Thursday, January 12, 2012

Demons between the lines

I've admitted before that I send my characters to face my personal demons. They do my fighting for me, to convince me that it can be done. I try to set things up so my characters charge into the fight of their own free will, but sometimes it's more like this Frazetta painting here.

Course Corrections is an adventure -- a caper, even. I wanted it to be exciting and fun. I was inspired a lot by Ocean's Eleven and the story of a ballsy rescue of Irish independence fighters who were imprisoned in Australia.

Surely there are no demons being fought here?

Maggie instigates this caper because she wants to rescue her cousin. She thinks she needs him back to support her as a leader, but by the time she actually pulls this off she's quite capable without him. I didn't tell Maggie that, mind you, but that was my plan.

...so rescuing people is a personal demon? No. It was Maggie's growing into a confident leader that I needed. In person, I'm not leadership material. But on paper, I'm reaching out to readers and saying Come on, this will be fun and interesting and I won't let you down.
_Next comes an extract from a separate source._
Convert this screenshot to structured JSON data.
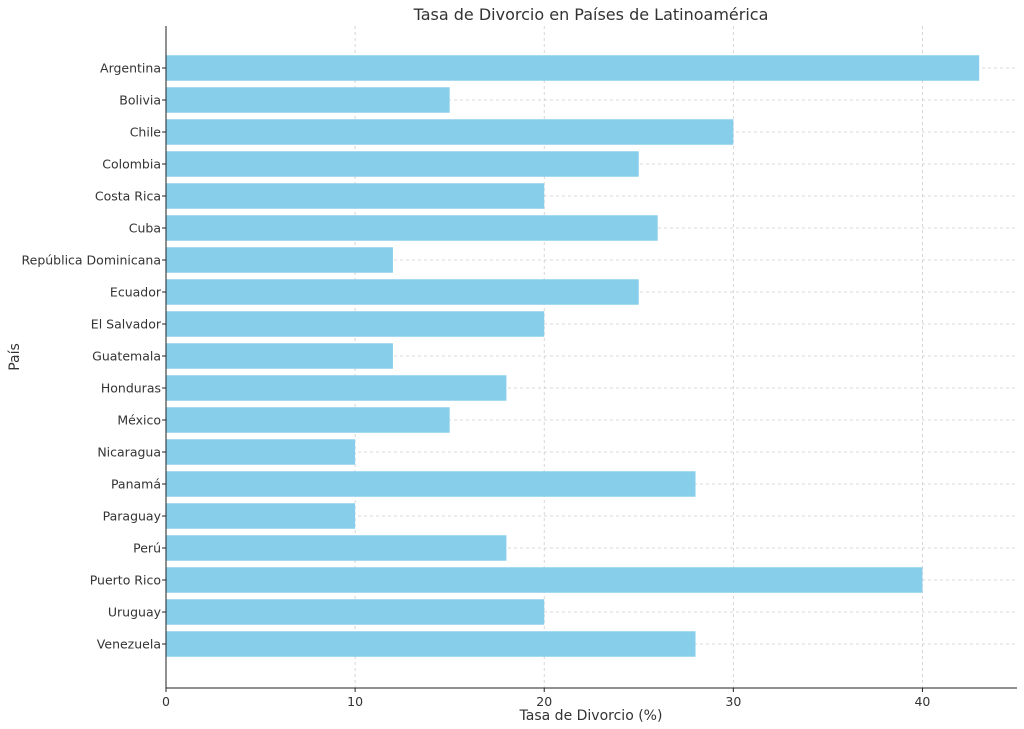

Self-confidence? That's a demon of mine. Maggie pulled off her caper by working hard, assembling a good team, taking risks and applying a mix of trust and discipline to the team. It was kind of like writing a book, actually. I put together a good ensemble of characters, took a risk on a plot twist and when it started to blow up I let go of the reins and trusted my characters to find their way. I've applied some discipline through revisions to keep them focused and tighten up the tension.

Maybe I did learn something from Maggie. This's why I call my writing self-therapy. 

That was an easy demon-between-the-lines to talk about. I did chain one character down and spring a demon on him, in Course Corrections, but that one is a lot more personal.

What did you bury between the lines of your story?